Para iluminar a mata ou o céu-mar em fusão na linha do horizonte, o pintor opera uma espécie de escavação. As suas telas são dotadas de uma luz que vem do fundo, ou seja, que vem à tona pela remoção das camadas de tinta. Assim, é o próprio suporte que ilumina a obra, o que dá profundidade e textura às composições a partir de procedimentos mínimos. E é neste percurso de subtração e condensação que o artista chega aos seus monocromos, por ele considerados “um muro de luz”.3 Produzidos em formatos maiores, se entregam de forma mais imediata ao público do que as paisagens, que demandam uma aproximação física para serem propriamente vistas. Ao incitar no público esse deslocamento do corpo em direção ao quadro, é como se o artista reproduzisse o movimento que ele mesmo exerce para acessar as paisagens em sua memória no ato da pintura.
MOTIVOS RECORRENTES
Assim como Monet, Arruda também retorna obsessivamente a certos motivos. O seu método, porém, contrasta com o mito dos impressionistas que deixam o ateliê para se misturar à paisagem e pintá-la com agilidade, capturando as variações de luz e movimento diante dos seus olhos. Em Arruda, a observação é interior. Ainda que os caminhos tomados por um e outro para abordar o tema sejam opostos, uma das relações mais felizes estabelecidas pela mostra ocorre ao aproximar das célebres pinturas da Catedral de Rouen, de Monet, as visões de Arruda da Barra do Una — com as copas das árvores que ora se avolumam e quase fecham o céu, ora são engolidas pela neblina
Se as telas dos impressionistas tinham um formato menor do que as convenções à época para serem portáteis e transitarem entre o exterior e o ateliê, nosso olhar de hoje já não reconhece de pronto como as dimensões dessas obras operaram uma mudança sensível nos paradigmas do fim do século 19. Envolvidas por molduras pesadas e pomposas ali no Musée d’Orsay, o dinamismo da sua gênese é quase inimaginável. Por outro lado, as obras de Lucas Arruda, mostradas de forma livre e sutil, em formatos ainda menores, dessacralizam as convenções do gênero enquanto adotam as suas principais preocupações e temas (luz, tempo e paisagem). Com isso, contribuem para que nos reconectemos com o frescor das telas impressionistas, ao mesmo tempo que se veem elevadas em uma exposição que consagra o pintor brasileiro.
Notas:
1 Poema publicado originalmente no livro Quaderna (1960).
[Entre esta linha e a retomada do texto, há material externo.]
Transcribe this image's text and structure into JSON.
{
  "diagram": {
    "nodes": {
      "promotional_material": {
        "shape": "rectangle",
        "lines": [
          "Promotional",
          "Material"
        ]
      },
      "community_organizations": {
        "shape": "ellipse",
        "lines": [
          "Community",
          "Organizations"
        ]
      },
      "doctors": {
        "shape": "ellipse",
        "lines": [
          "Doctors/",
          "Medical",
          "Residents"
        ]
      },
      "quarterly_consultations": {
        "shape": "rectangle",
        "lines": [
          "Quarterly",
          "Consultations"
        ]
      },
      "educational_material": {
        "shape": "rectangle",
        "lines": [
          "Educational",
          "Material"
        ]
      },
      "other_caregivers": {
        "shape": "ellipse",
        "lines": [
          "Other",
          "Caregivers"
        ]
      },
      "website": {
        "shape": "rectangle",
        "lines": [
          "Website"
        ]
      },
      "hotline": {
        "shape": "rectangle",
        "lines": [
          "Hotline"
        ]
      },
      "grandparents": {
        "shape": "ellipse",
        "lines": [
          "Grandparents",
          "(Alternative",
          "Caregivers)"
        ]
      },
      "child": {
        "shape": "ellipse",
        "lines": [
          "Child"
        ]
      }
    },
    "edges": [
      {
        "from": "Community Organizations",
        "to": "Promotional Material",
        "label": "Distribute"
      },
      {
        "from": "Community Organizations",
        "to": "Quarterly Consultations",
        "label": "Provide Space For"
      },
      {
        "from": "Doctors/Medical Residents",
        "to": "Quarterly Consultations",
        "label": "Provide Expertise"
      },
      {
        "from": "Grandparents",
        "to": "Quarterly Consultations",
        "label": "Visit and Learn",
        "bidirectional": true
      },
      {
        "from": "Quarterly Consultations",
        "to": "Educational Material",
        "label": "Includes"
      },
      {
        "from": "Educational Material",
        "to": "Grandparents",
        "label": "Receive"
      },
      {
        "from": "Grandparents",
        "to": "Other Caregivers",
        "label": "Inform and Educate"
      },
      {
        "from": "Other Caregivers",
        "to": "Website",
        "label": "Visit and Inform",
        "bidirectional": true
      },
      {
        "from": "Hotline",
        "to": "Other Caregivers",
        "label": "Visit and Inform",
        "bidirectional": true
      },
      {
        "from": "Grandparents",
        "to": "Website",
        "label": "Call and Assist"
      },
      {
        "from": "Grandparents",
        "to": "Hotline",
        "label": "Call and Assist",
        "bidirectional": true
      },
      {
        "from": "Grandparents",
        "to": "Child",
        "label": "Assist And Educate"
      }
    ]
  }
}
2 Poema publicado originalmente no livro Estrela da Manhã (1936).
3 “Nos monocromos, gosto que as pessoas se percam na atmosfera colorida gasosa, sem identificar distâncias, como se estivessem diante de um muro de luz.” O artista em entrevista presente no catálogo Lucas Arruda: Lugar sem Lugar. Curadoria Lilian Tone. Porto Alegre: Fundação Iberê Camargo, 2021, p. 20.